YouGov/Sunday Times - CON 32, LAB 44, LD 8, UKIP 8
This week's YouGov results for the Sunday Times are online here. Topline voting intention is CON 32%, LAB 44%, LDEM 8%, UKIP 8% (so towards the higher end of the normal variation around a ten point lead). Approval ratings for the party leaders are minus 16 for David Cameron, minus 18 for Ed Miliband and minus 55 for Nick Clegg.
On the regular economic trackers the increase in the "feel good factor" (the proportion of people who think they will be better off in the next 12 months minus those who think they will be worse off) that we saw after the good GDP figures three weeks ago has now unwound and we are back to the levels of pessimism we saw pre-October. 10% expect their position to get better in the next 12 months, 50% expect it to get worse - we will obviously require more sustained good economic news in order to see a real turnaround in economic optimism.
On law and order, the Conservatives retain a small lead as the most trusted party, with 24% to Labour's 19%. 41% of people think policing has got worse in the last couple of years, asked about crime levels 20% think they have gone up in their local area, 12% gone down and 53% stayed the same.
Looking specifically at the Police and Crime Commissioner questions, 28% of people in areas with elections say they are 10/10 certain to vote in this week's election. Turnout is notoriously difficult to predict in opinion polls - people invariably overestimate their own likelihood to vote - but at general elections the proportion of people who say they are 10/10 certain to vote has not been a bad guide to actual turnout. 28% however still sounds quite high considering some of the predictions we've seen, just lower than the sort of level more energetically contested local elections usually get.
20% of people support the introduction of elected commissioners, 34% do not, 46% say they don't know, underlining the lack of interest in or awareness of the policy. People think it will make the police more accountable by 24% to 8%, but very few seem to think it will make any difference to standards of policing or levels of crime.

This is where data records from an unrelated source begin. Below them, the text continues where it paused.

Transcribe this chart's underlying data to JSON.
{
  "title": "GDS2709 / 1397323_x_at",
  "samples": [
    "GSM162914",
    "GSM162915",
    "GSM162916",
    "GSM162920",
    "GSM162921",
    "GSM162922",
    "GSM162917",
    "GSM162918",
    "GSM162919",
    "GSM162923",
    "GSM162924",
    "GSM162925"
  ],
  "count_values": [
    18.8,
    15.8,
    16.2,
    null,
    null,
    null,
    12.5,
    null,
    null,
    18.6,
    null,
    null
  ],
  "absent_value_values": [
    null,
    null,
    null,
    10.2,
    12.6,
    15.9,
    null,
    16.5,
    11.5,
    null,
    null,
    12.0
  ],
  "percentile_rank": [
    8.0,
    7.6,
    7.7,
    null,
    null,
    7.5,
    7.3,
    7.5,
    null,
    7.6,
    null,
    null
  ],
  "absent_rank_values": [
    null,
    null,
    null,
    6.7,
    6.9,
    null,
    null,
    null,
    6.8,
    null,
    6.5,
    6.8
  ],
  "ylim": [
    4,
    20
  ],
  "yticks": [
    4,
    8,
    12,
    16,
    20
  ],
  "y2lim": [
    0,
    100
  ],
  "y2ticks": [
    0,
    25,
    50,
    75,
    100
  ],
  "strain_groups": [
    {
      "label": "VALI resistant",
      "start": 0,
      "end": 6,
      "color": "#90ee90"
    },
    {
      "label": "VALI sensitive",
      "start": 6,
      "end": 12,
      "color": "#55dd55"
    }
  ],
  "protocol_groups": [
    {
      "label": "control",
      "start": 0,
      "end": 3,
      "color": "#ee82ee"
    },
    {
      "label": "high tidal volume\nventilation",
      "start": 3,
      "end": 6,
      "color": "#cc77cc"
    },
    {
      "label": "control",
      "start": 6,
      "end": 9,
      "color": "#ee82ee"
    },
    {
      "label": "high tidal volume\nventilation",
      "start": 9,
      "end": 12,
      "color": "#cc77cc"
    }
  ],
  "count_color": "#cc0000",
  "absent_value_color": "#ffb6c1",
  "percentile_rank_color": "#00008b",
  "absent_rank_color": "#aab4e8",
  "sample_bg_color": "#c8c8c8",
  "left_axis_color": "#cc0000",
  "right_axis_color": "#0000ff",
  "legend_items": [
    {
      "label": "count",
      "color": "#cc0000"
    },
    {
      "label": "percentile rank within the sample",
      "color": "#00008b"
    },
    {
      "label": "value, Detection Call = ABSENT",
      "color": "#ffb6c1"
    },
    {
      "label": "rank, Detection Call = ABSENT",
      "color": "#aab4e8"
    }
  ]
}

36% of people see Rowan Williams has having done a good job as Archbishop of Canterbury, 25% a bad job (39% don't know, perhaps a sign of the role's diminishing prominence). Opinions from people who identified themselves as belonging to the Church of England were a little more positive, 49% though Rowan Williams had done a good job, 25% a bad job. It's important to note that the Anglican figures are for people who self-identified as being Church of England - many of them will be Christian in a purely notional, cultural sense. For example, 43% of people who said they were Church of England actually attend a church only once a year or less and only 49% say they believe in God. Practicing Anglicans who regularly attend church may have different views, but there are not enough of them in a national sample to get representative figures.